Une du Petit Journal de 1911. La canicule de 1911 fut une des pires catastrophes climatiques de l'Histoire de France. L'épisode caniculaire s'est déroulé pendant plus de deux mois, sans trève, du 5 juillet au 13 septembre 1911. La température a oscillé entre 30 à 40°C à l'ombre dans tout le pays. On a relévé 37 à Paris, 38 à lyon et 39 à Toulouse. Cette vague de chaleur s'est accompagnée par une absence totale de pluie asséchant de nombreux cours d'eau.
La canicule de 1911 a causé la mort de plus de 40 000 personnes en France, bilan qui dépasse de loin celui de 2003. Les principales victimes furent les enfants en bas âge: 30 000 enfants de moins d'un an sont morts. Ces morts ont été provoqués par le manque d'hygiène, notamment par l'absence de réfrigérateurs favorisant la prolifération des bactéries dans le lait et provoquant une épidémie appelée "choléra infantile".
Le prix des aliments de base a grimpé en flèche en raison des pertes de bétail et du manque de fourrage. Cette inflation déclencha des émeutes de la faim dans le nord de la France. A la suite de ce drame, les autorités médicales ont imposé des contrôles beaucoup plus stricts sur la pasteurisation, la conservation et la distribution du lait à travers le pays.
Afin de lutter contre la chaleur, les municipalités faisaient circuler des voitures tonneaux pour arroser abondamment les pavés et ainsi faire baisser la température des rues. Des blocs de grace étaient livrés à domicile par des "glacières". Les particuliers les plaçaient dans des meubles en bois et en zinc appelés eux aussi "glacières" afin de pouvoir conserver les aliments quelques heures. Tous les cours d'eau, les fleuves les rivières, les bains publics étaient pris d'assaut. La police laissait les gens se baigner dans les canaux et les fontaines où la baignade était normalement interdite.
Les habitants des appartements mansardés à Paris passaient la nuit dehors, souvent à même le sol dans les jardins publics, notamment aux Buttes-Chaumont. On y trouve des familles entères venues avec leurs matelas, leurs oreillers, leurs couvertures ou de simples draps étalés à même l'herbe. Les codes vestimentaires étaient très stricts en ces temps, mais les hommes abandonnent leur veste pour dormir en maillot de corps, au grand dam de certains, ou certaines, et les enfants sont en simple chemise.
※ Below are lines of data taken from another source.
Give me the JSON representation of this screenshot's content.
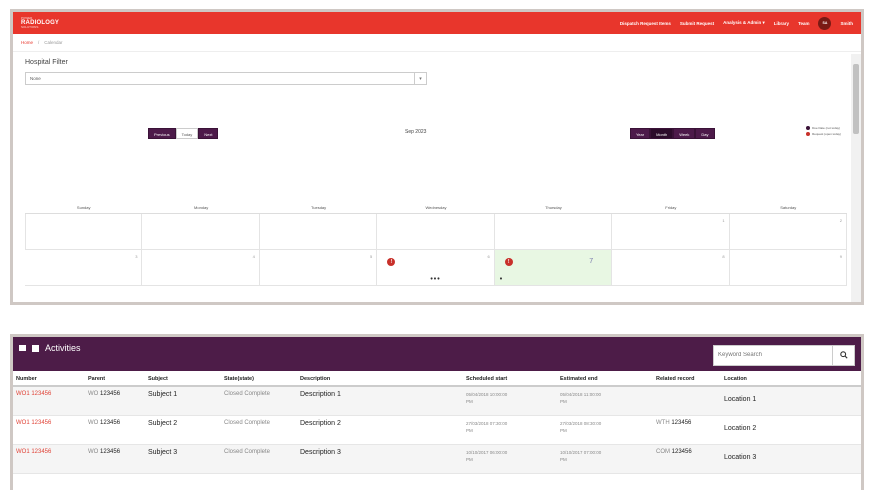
{
  "navbar": {
    "logo_small": "POWER",
    "logo_main": "RADIOLOGY",
    "logo_tag": "SOLUTIONS",
    "items": [
      "Dispatch Request Items",
      "Submit Request",
      "Analysis & Admin",
      "Library",
      "Team"
    ],
    "analysis_caret": "▾",
    "avatar": "SA",
    "user": "Smith"
  },
  "breadcrumb": {
    "home": "Home",
    "sep": "/",
    "current": "Calendar"
  },
  "filter": {
    "label": "Hospital Filter",
    "value": "None"
  },
  "calendar": {
    "nav_buttons": [
      "Previous",
      "Today",
      "Next"
    ],
    "view_buttons": [
      "Year",
      "Month",
      "Week",
      "Day"
    ],
    "month_title": "Sep 2023",
    "legend": [
      {
        "label": "Due Date (not today)",
        "color": "#3a1237"
      },
      {
        "label": "Request (open today)",
        "color": "#c8302a"
      }
    ],
    "weekdays": [
      "Sunday",
      "Monday",
      "Tuesday",
      "Wednesday",
      "Thursday",
      "Friday",
      "Saturday"
    ],
    "row1": [
      "",
      "",
      "",
      "",
      "",
      "1",
      "2"
    ],
    "row2": [
      "3",
      "4",
      "5",
      "6",
      "7",
      "8",
      "9"
    ],
    "event_badge": "!",
    "more_wed": "•••",
    "more_thu": "•"
  },
  "activities": {
    "title": "Activities",
    "search_placeholder": "Keyword Search",
    "columns": [
      "Number",
      "Parent",
      "Subject",
      "State(state)",
      "Description",
      "Scheduled start",
      "Estimated end",
      "Related record",
      "Location"
    ],
    "rows": [
      {
        "number": "WO1 123456",
        "parent_prefix": "WO",
        "parent_num": "123456",
        "subject": "Subject 1",
        "state": "Closed Complete",
        "description": "Description 1",
        "start_line1": "05/04/2018 10:00:00",
        "start_line2": "PM",
        "end_line1": "05/04/2018 11:00:00",
        "end_line2": "PM",
        "rel_prefix": "",
        "rel_num": "",
        "location": "Location 1"
      },
      {
        "number": "WO1 123456",
        "parent_prefix": "WO",
        "parent_num": "123456",
        "subject": "Subject 2",
        "state": "Closed Complete",
        "description": "Description 2",
        "start_line1": "27/03/2018 07:30:00",
        "start_line2": "PM",
        "end_line1": "27/03/2018 08:30:00",
        "end_line2": "PM",
        "rel_prefix": "WTH",
        "rel_num": "123456",
        "location": "Location 2"
      },
      {
        "number": "WO1 123456",
        "parent_prefix": "WO",
        "parent_num": "123456",
        "subject": "Subject 3",
        "state": "Closed Complete",
        "description": "Description 3",
        "start_line1": "10/10/2017 06:00:00",
        "start_line2": "PM",
        "end_line1": "10/10/2017 07:00:00",
        "end_line2": "PM",
        "rel_prefix": "COM",
        "rel_num": "123456",
        "location": "Location 3"
      }
    ]
  }
}
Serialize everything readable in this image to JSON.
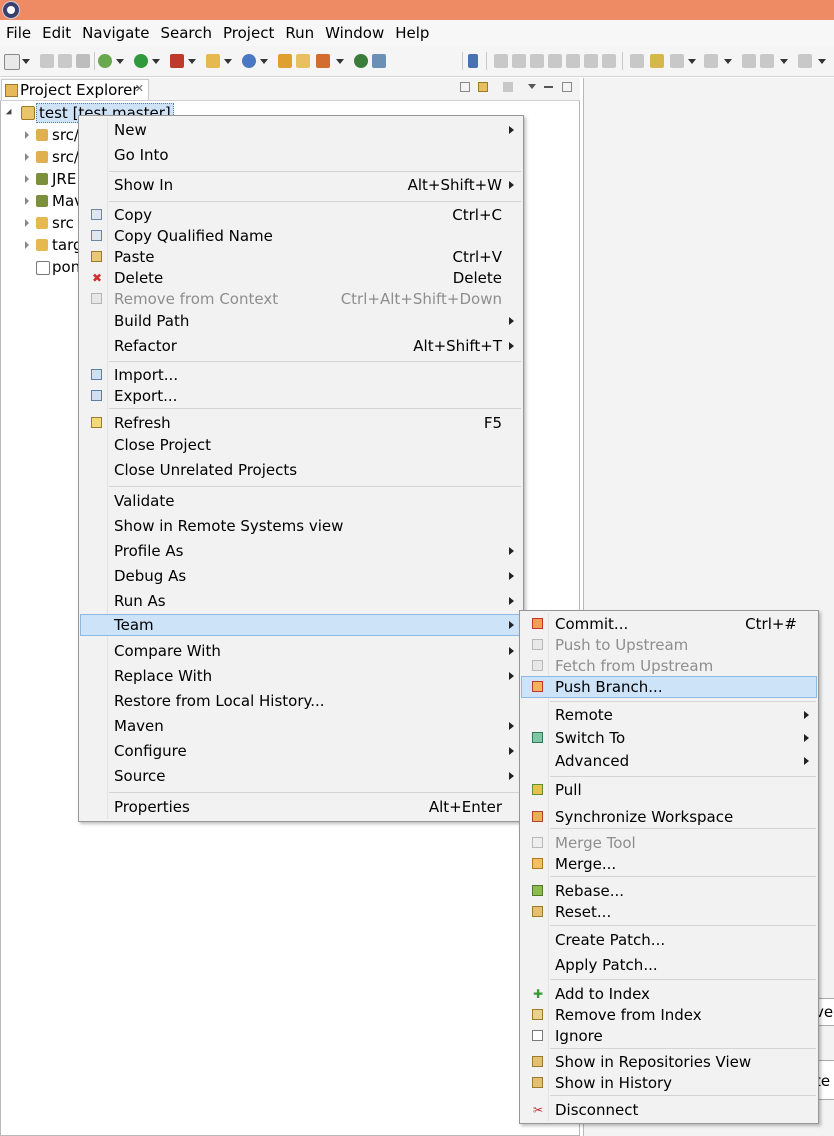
{
  "menubar": [
    "File",
    "Edit",
    "Navigate",
    "Search",
    "Project",
    "Run",
    "Window",
    "Help"
  ],
  "project_explorer": {
    "title": "Project Explorer",
    "close_glyph": "✕",
    "tree": [
      {
        "label": "test  [test master]",
        "selected": true
      },
      {
        "label": "src/"
      },
      {
        "label": "src/"
      },
      {
        "label": "JRE"
      },
      {
        "label": "Mav"
      },
      {
        "label": "src"
      },
      {
        "label": "targ"
      },
      {
        "label": "pon"
      }
    ]
  },
  "right_edge": {
    "a": "ve",
    "b": "te"
  },
  "context_menu": {
    "items": [
      {
        "label": "New",
        "submenu": true
      },
      {
        "label": "Go Into"
      },
      {
        "label": "Show In",
        "accel": "Alt+Shift+W",
        "submenu": true
      },
      {
        "label": "Copy",
        "accel": "Ctrl+C",
        "icon": "copy-icon"
      },
      {
        "label": "Copy Qualified Name",
        "icon": "copy-icon"
      },
      {
        "label": "Paste",
        "accel": "Ctrl+V",
        "icon": "paste-icon"
      },
      {
        "label": "Delete",
        "accel": "Delete",
        "icon": "delete-icon"
      },
      {
        "label": "Remove from Context",
        "accel": "Ctrl+Alt+Shift+Down",
        "disabled": true,
        "icon": "remove-context-icon"
      },
      {
        "label": "Build Path",
        "submenu": true
      },
      {
        "label": "Refactor",
        "accel": "Alt+Shift+T",
        "submenu": true
      },
      {
        "label": "Import...",
        "icon": "import-icon"
      },
      {
        "label": "Export...",
        "icon": "export-icon"
      },
      {
        "label": "Refresh",
        "accel": "F5",
        "icon": "refresh-icon"
      },
      {
        "label": "Close Project"
      },
      {
        "label": "Close Unrelated Projects"
      },
      {
        "label": "Validate"
      },
      {
        "label": "Show in Remote Systems view"
      },
      {
        "label": "Profile As",
        "submenu": true
      },
      {
        "label": "Debug As",
        "submenu": true
      },
      {
        "label": "Run As",
        "submenu": true
      },
      {
        "label": "Team",
        "submenu": true,
        "highlighted": true
      },
      {
        "label": "Compare With",
        "submenu": true
      },
      {
        "label": "Replace With",
        "submenu": true
      },
      {
        "label": "Restore from Local History..."
      },
      {
        "label": "Maven",
        "submenu": true
      },
      {
        "label": "Configure",
        "submenu": true
      },
      {
        "label": "Source",
        "submenu": true
      },
      {
        "label": "Properties",
        "accel": "Alt+Enter"
      }
    ]
  },
  "team_menu": {
    "items": [
      {
        "label": "Commit...",
        "accel": "Ctrl+#",
        "icon": "commit-icon"
      },
      {
        "label": "Push to Upstream",
        "disabled": true,
        "icon": "push-upstream-icon"
      },
      {
        "label": "Fetch from Upstream",
        "disabled": true,
        "icon": "fetch-upstream-icon"
      },
      {
        "label": "Push Branch...",
        "highlighted": true,
        "icon": "push-branch-icon"
      },
      {
        "label": "Remote",
        "submenu": true
      },
      {
        "label": "Switch To",
        "submenu": true,
        "icon": "switch-icon"
      },
      {
        "label": "Advanced",
        "submenu": true
      },
      {
        "label": "Pull",
        "icon": "pull-icon"
      },
      {
        "label": "Synchronize Workspace",
        "icon": "synchronize-icon"
      },
      {
        "label": "Merge Tool",
        "disabled": true,
        "icon": "merge-tool-icon"
      },
      {
        "label": "Merge...",
        "icon": "merge-icon"
      },
      {
        "label": "Rebase...",
        "icon": "rebase-icon"
      },
      {
        "label": "Reset...",
        "icon": "reset-icon"
      },
      {
        "label": "Create Patch..."
      },
      {
        "label": "Apply Patch..."
      },
      {
        "label": "Add to Index",
        "icon": "add-index-icon"
      },
      {
        "label": "Remove from Index",
        "icon": "remove-index-icon"
      },
      {
        "label": "Ignore",
        "icon": "ignore-icon"
      },
      {
        "label": "Show in Repositories View",
        "icon": "repositories-icon"
      },
      {
        "label": "Show in History",
        "icon": "history-icon"
      },
      {
        "label": "Disconnect",
        "icon": "disconnect-icon"
      }
    ]
  }
}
Pendant les heures les plus chaudes les églises se remplissaient par ceux qui cherchaient un peu de fraîcheur. Les hommes remplaçaient leur chapeaux de feutre par des canotiers de paille et portaient des vêtements de lin. Les femmes changeaient leurs lourdes robes par des robes plus légères, même si le port du corset restait de règle dans la bourgeoisie.
Les premiers jours, la presse s'amusait de voir les habitudes des Parisiens bouleversées.
L'Excelsior: "La canicule est sans pitié. Hélas! oui, par 36° de chaleur à l'ombre. Paris métamorphosé: il boit, il se baigne en plein air, il dort à la belle étoile et dédaigne le théâtre".
Le Temps: "L'on boit au centre de Paris, l'on boit à ses extrémités... Tel café aristocratique inonde ses clients d'orangeade rubescente ou de citronnade opaline".
Puis le ton changea, la presse se mit a qualifier la chaleur "d'encombrante, d'envahissante, d'indiscrete". Le 10 août 1911, le Journal titre en première page: "Trente-sept, sept à l'ombre... et on nous promet pire pour ce soir!". La situation est comparée aux étés historiques de 1876 et 1898.
A la mi-aôut, le ton humoristique fait partie du passé, le Petit Journal titre: "Les méfaits de la chaleur- Une victime de l'insolation." Les journalistes découvrent les effets de la chaleur sur le monde du travail: "De nombreuses victimes de l'insolation ont été transportées soit dans les hôpitaux, soit dans les pharmacies. Beaucoup ont succombé. Quelle torture pour tous ceux que leur métier force à courir les rues par de telles températures. Ah! certes, Paris se souviendra de cet été excessif!"